Something smells in Sandy, and it isn’t a community garden. It’s the Rio Tinto soccer stadium.
Over the last seven years, the Real Salt Lake pro soccer team has saved $5.4 million in property taxes after securing a property revaluation it promised it would never seek.
A commercial real estate agent recently unearthed documents that reveal a 2012 tax deal between owners of RSL and officials from Sandy City and Salt Lake County. The deal was buried in a county council packet that included at least 760 similar property value modifications, which the council, acting as the Board of Equalization, had to approve. The council never discussed or debated the property revaluation.
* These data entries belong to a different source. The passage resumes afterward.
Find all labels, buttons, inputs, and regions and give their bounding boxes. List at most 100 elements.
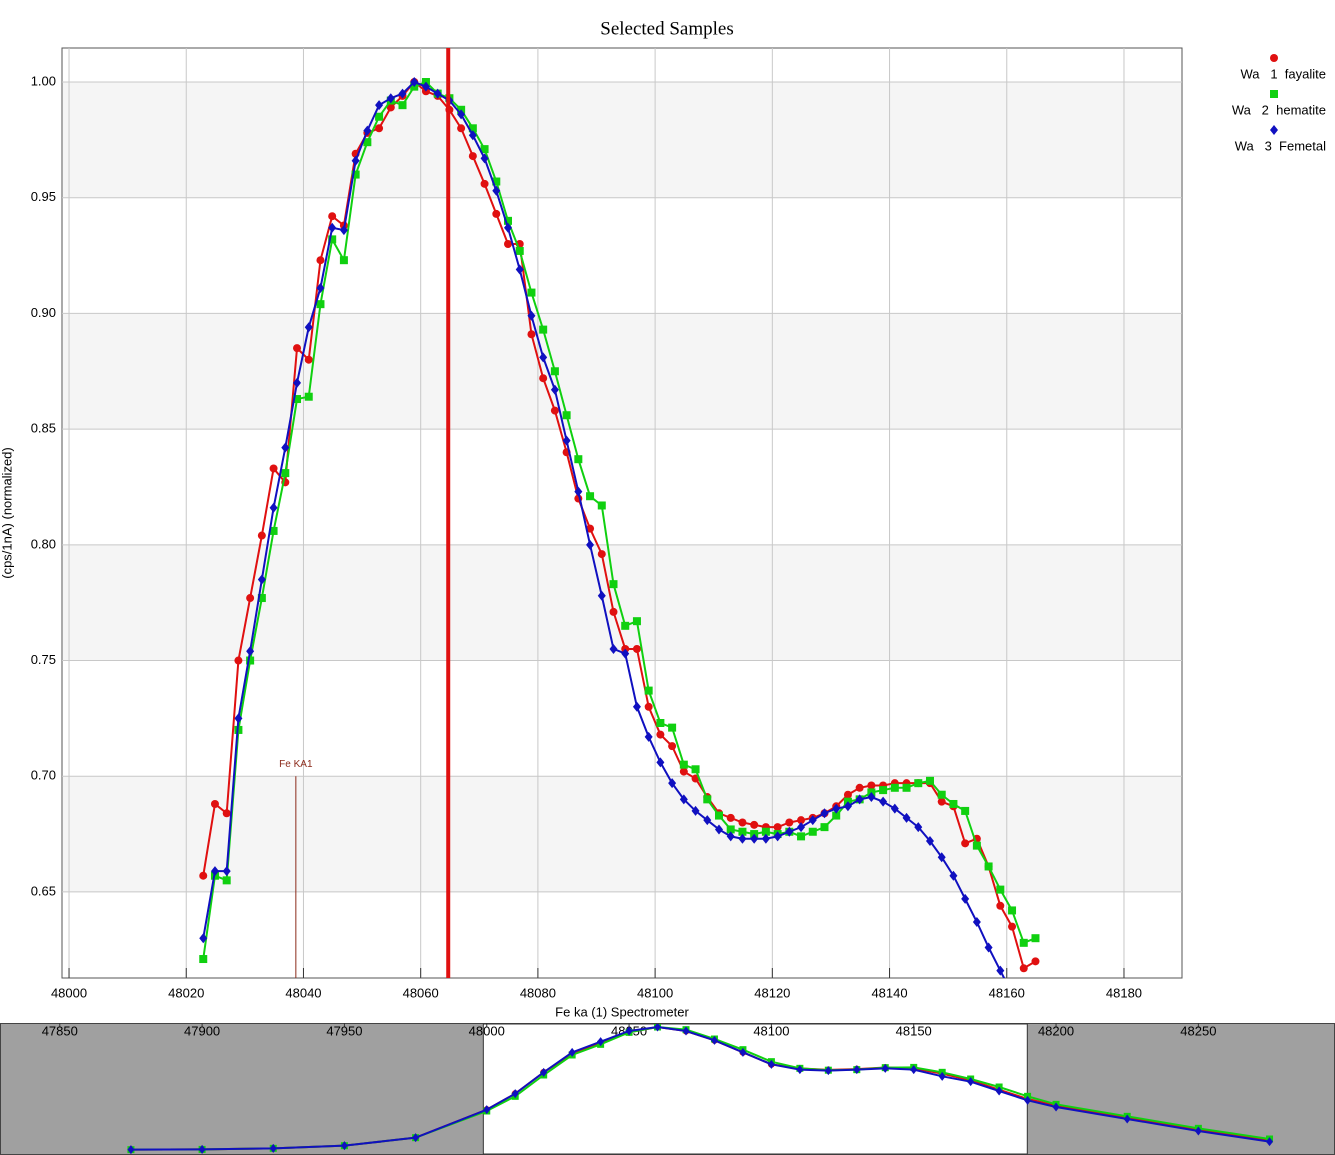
marker xyxy=(1270,125,1278,135)
marker xyxy=(726,813,735,822)
legend-label: Wa 2 hematite xyxy=(1232,102,1326,117)
marker xyxy=(679,760,688,769)
y-tick-label: 0.80 xyxy=(31,536,56,551)
marker xyxy=(222,809,231,818)
marker xyxy=(492,209,501,218)
marker xyxy=(761,827,770,836)
marker xyxy=(668,723,677,732)
x-tick-label: 48000 xyxy=(469,1023,505,1038)
marker xyxy=(246,594,255,603)
x-tick-label: 48250 xyxy=(1180,1023,1216,1038)
marker xyxy=(902,812,911,823)
marker xyxy=(879,796,888,807)
marker xyxy=(550,367,559,376)
marker xyxy=(867,792,876,803)
marker xyxy=(797,822,806,833)
marker xyxy=(562,435,571,446)
marker xyxy=(468,152,477,161)
marker xyxy=(668,778,677,789)
x-tick-label: 47900 xyxy=(184,1023,220,1038)
marker xyxy=(574,455,583,464)
marker xyxy=(961,839,970,848)
marker xyxy=(937,852,946,863)
marker xyxy=(750,820,759,829)
x-tick-label: 48180 xyxy=(1106,985,1142,1000)
x-tick-label: 47950 xyxy=(326,1023,362,1038)
marker xyxy=(511,1089,519,1099)
marker xyxy=(632,701,641,712)
marker xyxy=(492,185,501,196)
marker xyxy=(961,806,970,815)
marker xyxy=(654,1024,662,1032)
bands xyxy=(63,82,1181,892)
marker xyxy=(586,524,595,533)
marker xyxy=(574,486,583,497)
marker xyxy=(281,442,290,453)
marker xyxy=(515,264,524,275)
marker xyxy=(679,767,688,776)
marker xyxy=(398,88,407,99)
marker xyxy=(1031,957,1040,966)
marker xyxy=(375,124,384,133)
marker xyxy=(468,130,477,141)
marker xyxy=(679,794,688,805)
x-tick-label: 48140 xyxy=(871,985,907,1000)
marker xyxy=(881,1063,889,1073)
y-tick-label: 0.70 xyxy=(31,768,56,783)
marker xyxy=(996,965,1005,976)
marker xyxy=(853,1065,861,1075)
marker xyxy=(609,607,618,616)
overview: 4785047900479504800048050481004815048200… xyxy=(42,1023,1274,1155)
marker xyxy=(468,124,477,133)
marker xyxy=(843,790,852,799)
marker xyxy=(412,1133,420,1143)
marker xyxy=(257,594,266,603)
marker xyxy=(726,825,735,834)
marker xyxy=(433,88,442,99)
marker xyxy=(339,225,348,236)
band xyxy=(63,313,1181,430)
marker xyxy=(879,786,888,795)
x-tick-label: 48200 xyxy=(1038,1023,1074,1038)
marker xyxy=(656,718,665,727)
marker xyxy=(808,827,817,836)
marker xyxy=(363,138,372,147)
y-tick-label: 0.85 xyxy=(31,421,56,436)
marker xyxy=(644,731,653,742)
marker xyxy=(785,826,794,837)
marker xyxy=(691,805,700,816)
marker xyxy=(902,783,911,792)
marker xyxy=(773,831,782,842)
marker xyxy=(726,831,735,842)
marker xyxy=(375,112,384,121)
marker xyxy=(808,815,817,826)
marker xyxy=(644,702,653,711)
marker xyxy=(586,492,595,501)
marker xyxy=(773,823,782,832)
marker xyxy=(304,355,313,364)
marker xyxy=(351,155,360,166)
marker xyxy=(937,797,946,806)
band xyxy=(63,776,1181,892)
marker xyxy=(995,1086,1003,1096)
marker xyxy=(597,501,606,510)
marker xyxy=(550,384,559,395)
marker xyxy=(457,124,466,133)
marker xyxy=(855,794,864,805)
marker xyxy=(504,216,513,225)
marker xyxy=(257,531,266,540)
chart-title: Selected Samples xyxy=(600,18,734,39)
marker xyxy=(316,256,325,265)
marker xyxy=(996,885,1005,894)
marker xyxy=(824,1066,832,1076)
marker xyxy=(843,801,852,812)
marker xyxy=(550,406,559,415)
marker xyxy=(328,235,337,244)
marker xyxy=(1024,1095,1032,1105)
marker xyxy=(1270,54,1278,62)
marker xyxy=(198,1144,206,1154)
marker xyxy=(967,1077,975,1087)
marker xyxy=(246,656,255,665)
marker xyxy=(293,344,302,353)
marker xyxy=(234,656,243,665)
When RSL built the stadium, Sandy issued $11 million in bonds to help with construction costs. Sandy planned to use its share of the property tax from the stadium to make payments on the bonds.
But in 2011, two years after Dell Loy Hansen bought into team ownership, RSL notified the city it would be seeking a modification to the property tax valuation. Sandy’s development director was adamantly opposed.
Hansen then met with Sandy Mayor Tom Dolan and shortly thereafter the city reversed its opposition to the property revaluation. Hansen had cut a deal wherein the city received payments in lieu of taxes from RSL that made up for the lost tax revenue. Coincidentally, Hansen or RSL donated $10,000 to Dolan’s campaign in subsequent years.
With the city’s opposition quelled, the county dropped the property’s tax value by 42 percent, from $98.1 million to $56.7 million. The assessor’s office justifies the reduced value based on a “discounted cash flow analysis” due to “the team’s current negative cash flow.” In other words, Hansen provided documents showing that the team was losing money.
But the rest of the county wasn’t in on Sandy’s sweet deal. RSL has saved $2.7 million in taxes owed to the Canyons School District, $860,000 to the Jordan School District, $838,000 to Salt Lake County, $190,000 to county libraries and $700,000 to several water and sewer districts. Someone had to make up for that lost revenue.
Salt Lake County Council members don’t remember voting to approve the revaluation. That’s on them. It was the largest modification included on a list of only 29 parcels.
Dolan recently lost his bid for re-election, even before details of this stinky deal emerged. The voters of Sandy are obviously prescient.
Perhaps it was a reasonable revaluation, despite RSL’s promise not to ask for one. Business factors change. But the county assessor’s office is not the place to recoup business losses.
Especially through sweetheart deals that no one knows about.